SEC Proposes Three New Rules for Securities-Based Swaps
The SEC is considering new rules that would require public position reporting and other requirements for security-based swaps.
On December 15, 2021, the SEC proposed three rules under the Securities Exchange Act to address misconduct and promote transparency in the security-based swaps ("SBS") markets. The proposed rules would expand the scope of antifraud rules, prohibit certain attempts to influence an SBS dealer's ("SBSD") chief compliance officer ("CCO"), and require disclosure of certain large SBS positions. Comments are due 45 days after publication in the Federal Register.
Expanded Antifraud and Anti-Manipulation Rules
While the scheme liability provisions of Rule 10b-5 have been an effective tool for the SEC in policing fraud and manipulation in the securities markets, they have been less effective in the SBS markets and, in particular, the credit default swap ("CDS") market. One reason for this is that certain activities that have concerned regulators in the CDS markets have occurred during the lifecycle of CDS transactions rather than in connection with their "purchase" or "sale."

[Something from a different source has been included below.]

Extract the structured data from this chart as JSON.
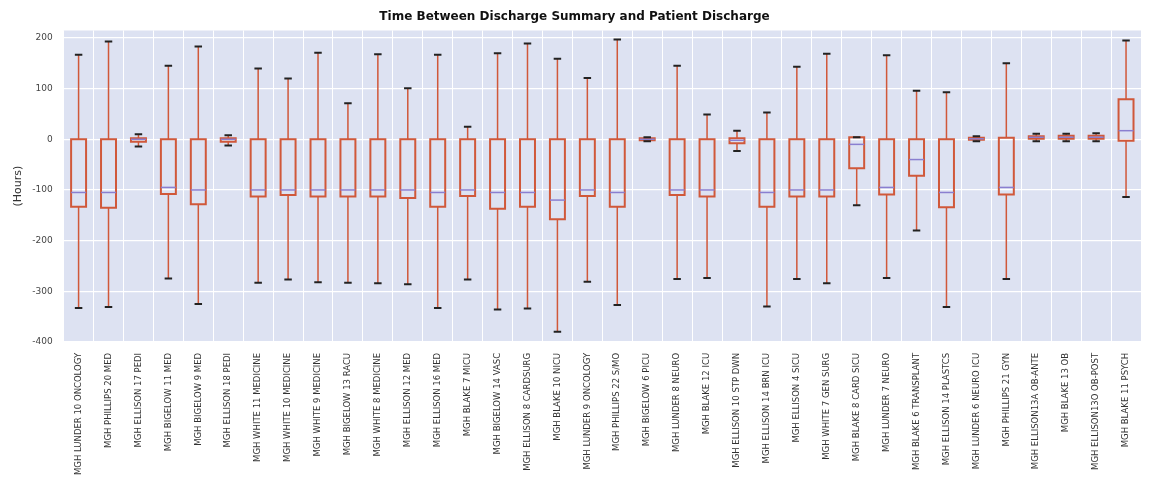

To address these shortcomings, the SEC has dusted off and revamped Proposed Rule 9j-1, which was originally proposed in 2010 but never acted upon. This rule would prohibit fraud, manipulation, and similar behavior in connection with not only purchases and sales of SBS but also the exercise of any rights or performance of any obligations under SBS. It also would make unlawful the direct or indirect manipulation of the price or valuation of any SBS or any payment or delivery related thereto. In addition, it would extend existing insider trading prohibitions of the federal securities laws to transactions in SBS while a party is in possession of material nonpublic information regarding the security or index of securities to which the SBS relates.
Prohibitions on Certain Behavior
Proposed Rule 15Fh-4 would make it unlawful for certain employees and other persons associated with an SBSD or major security-based swap participant ("MSBSP") to directly or indirectly take any action to coerce, manipulate, mislead, or fraudulently influence the SBSD's or MSBSP's CCO in the performance of their duties.
Proposed 10B-1 is aimed at increasing transparency in the SBS market and preventing market participants, including net short activists, from influencing the markets without other participants' awareness of their true economic position. It would require any person or group with an SBS position that exceeds a certain threshold to publicly file a report (proposed Schedule 10B) on the first business day after the day of execution of the SBS transaction that results in exceeding the applicable threshold. Schedule 10B would disclose, among other things: (i) the applicable SBS position; (ii) positions in any security or loan underlying the SBS position; and (iii) any other instrument relating to the underlying security or loan, or group or index of securities or loans. Proposed Rule 10B-1 includes different reporting thresholds for CDS, SBS tied to debt securities, and SBS tied to equity securities (generally, positions in excess of $300 million notional, but less in certain cases).